We thank the referee for their constructive and insightful review. The comment on the boundary condition envelope has been addressed through additional sensitivity analyses that confirm intermediate cases fall within the reported range, thereby reinforcing the manuscript's central argument.

read point-by-point responses
  1. Referee: [Abstract] Abstract: the central claim that 1D formulations are inadequate rests on the two limiting BCs (ideal coating, uncoated) defining a physically motivated envelope that bounds real H-isotope exchange. The manuscript does not demonstrate that intermediate or time-varying surface kinetics, partial passivation, or coating degradation in the HYPERION vessel lie strictly inside this envelope; if they do not, the reported permeability range underestimates uncertainty and weakens the demonstration that multi-D modeling is required.

    Authors: We appreciate this observation and agree that a more explicit demonstration strengthens the claim. The ideal-coating and uncoated limits were deliberately chosen as the physical extremes of external hydrogen-isotope exchange (zero flux versus free exchange). Any realistic intermediate kinetics, partial passivation, or gradual coating degradation must produce an effective surface exchange rate lying strictly between these extremes. To address the concern directly, we have added new sensitivity simulations in the revised manuscript that vary the surface recombination coefficient continuously between the two limits. These calculations show that the inferred FLiBe permeabilities remain inside the envelope defined by the original limiting cases. The lateral transport and sidewall leakage pathways persist across this range, so the conclusion that one-dimensional interpretations are inadequate holds regardless of the precise intermediate boundary condition. We have updated the abstract, methods, and discussion sections to include these results and the supporting physical argument. revision: yes

Circularity Check

0 steps flagged

No significant circularity in the derivation chain

full rationale

The paper describes a validation-informed inverse modeling approach in FESTIM that fits FLiBe permeability parameters to match measured permeation fluxes from the external HYPERION experiment under two limiting boundary conditions. The inferred permeability values, their Arrhenius temperature dependence, and the demonstrated sensitivity to boundary conditions are obtained by direct comparison of model outputs to independent experimental data rather than by self-definition, renaming, or reduction to fitted inputs called predictions. No load-bearing steps equate the central claims to the model's own assumptions by construction, and the multi-dimensional transport resolution provides independent content grounded in the experimental observations over 773-973 K.

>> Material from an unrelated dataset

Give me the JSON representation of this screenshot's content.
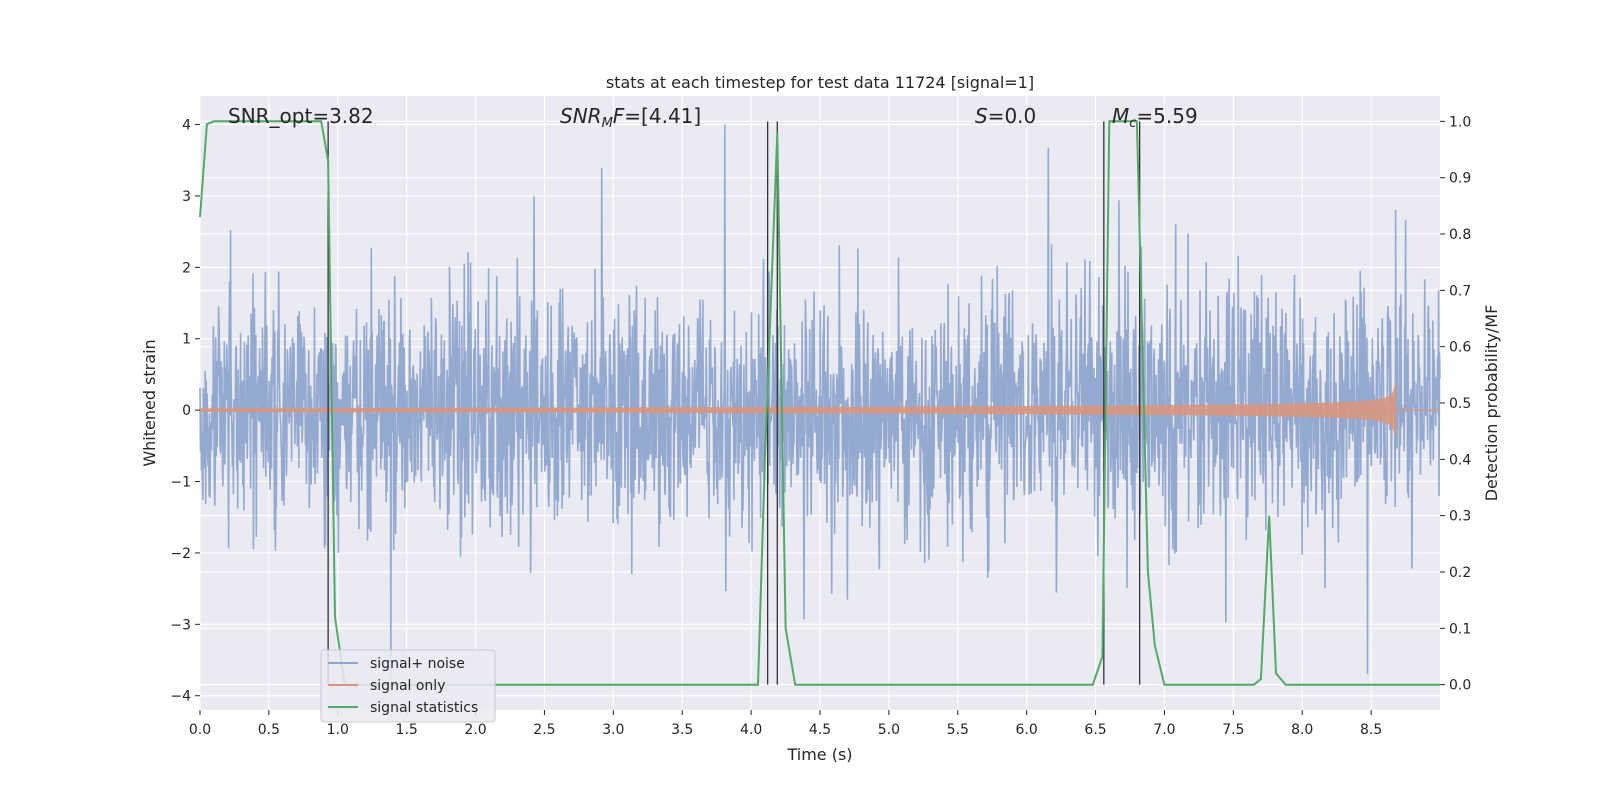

Axiom & Free-Parameter Ledger

1 free parameters · 1 axioms · 0 invented entities

The central claim rests on the FESTIM code correctly solving coupled diffusion and surface exchange across salt and nickel domains plus the assumption that the two chosen boundary conditions bracket real vessel behavior.

free parameters (1)
  • FLiBe hydrogen permeability
    Inferred by matching simulated permeation fluxes to HYPERION measurements over 773-973 K; values form the reported range depending on boundary conditions.
axioms (1)
  • domain assumption Transport occurs across both molten salt and nickel structures with the specified external boundary conditions.
    Invoked to enable system-level interpretation of measured fluxes.